Program 2-20. Detecting Outliers Based on a Trimmed Mean
PROC RANK DATA=CLEAN.PATIENTS OUT=TMP GROUPS=4;
VAR HR;
RANKS R_HR;
RUN;
PROC MEANS DATA=TMP NOPRINT;
WHERE R_HR IN (1,2); ***The middle 50%;
VAR HR;
OUTPUT OUT=MEANS(DROP=_TYPE_ _FREQ_)
MEAN=M_HR
STD=S_HR;
RUN;
DATA _NULL_;
TITLE "Outliers Based on Trimmed Standard Deviation";
FILE PRINT;
%LET N_SD = 5.25;
***The value of 5.25 computed from the trimmed mean is
approximately equivalent to the 2 standard deviations
you used before, computed from all the data. Set this
value approximately 2.65 times larger than the number
of standard deviations you would compute from untrimmed data;
SET CLEAN.PATIENTS;
IF _N_ = 1 THEN SET MEANS;
IF HR LT M_HR - &N_SD*S_HR AND HR NE .
OR HR GT M_HR + &N_SD*S_HR THEN PUT PATNO= HR=;
RUN; |
There is one slight complication here, compared to the earlier nontrimmed version of the program. The middle 50% of the observations can be different for each of the numeric variables you want to test. So, if you want to run the program for several variables, it would be convenient to assign to a macro variable the name of the numeric variable that will be tested. This is done next, but first, a brief explanation of the program. PROC RANK is used with the GROUPS= option to create a new variable (R_HR), which will have values of 0, 1, 2, or 3, depending on which quartile the value lies. Because you want both the original value for HR and the rank value, use a RANKS statement, which allows you to give a new name to the variable that will hold the rank of the variable listed in the VAR statement. All that is left to do is to run PROC MEANS as you did before, except that a WHERE statement selects the middle 50% of the data values. What follows is the same as Program 2-19, except that arrays are not needed because you can only process one variable at a time. Finally, here is the output from Program 2-20.

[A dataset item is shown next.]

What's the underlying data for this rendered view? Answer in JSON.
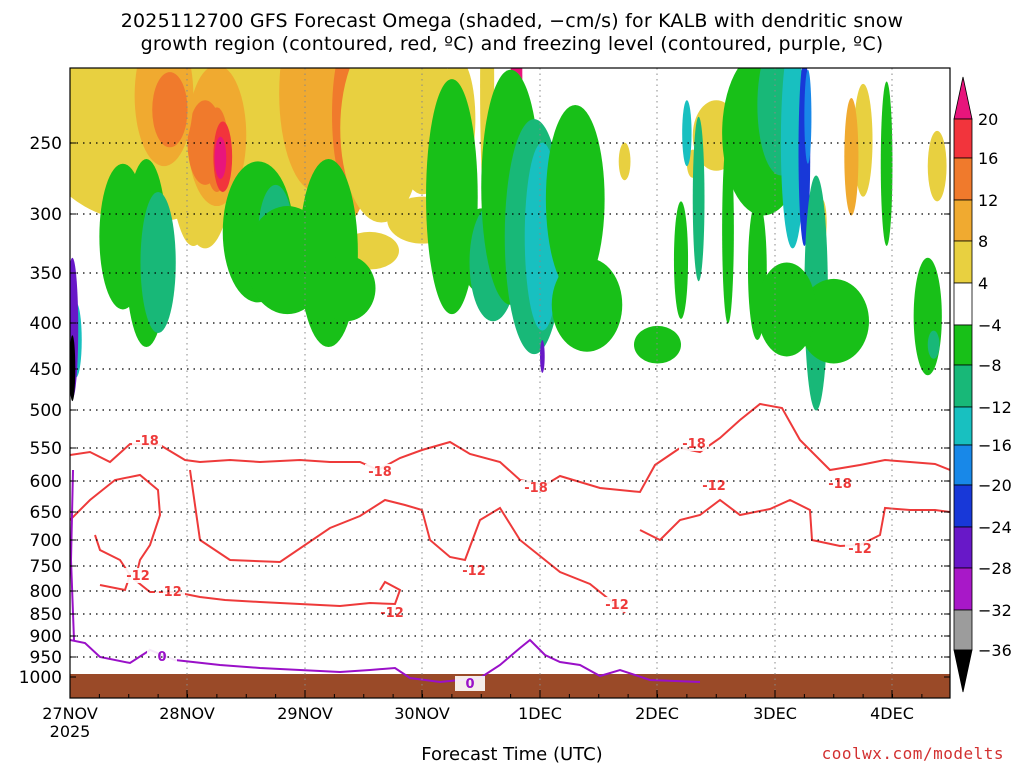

Outliers Based on Trimmed Standard Deviation PATNO=008 HR=210 PATNO=014 HR=22 PATNO=017 HR=208 PATNO=321 HR=900 PATNO=020 HR=10 PATNO=023 HR=22 |
Notice that the method based on a nontrimmed standard deviation reported only one HR as an outlier (PATNO=321, HR=900) while the method based on a trimmed mean identified six values. The reason? The heart rate value of 900 inflated the nontrimmed standard deviation so much that none of the other values fell within two standard deviations.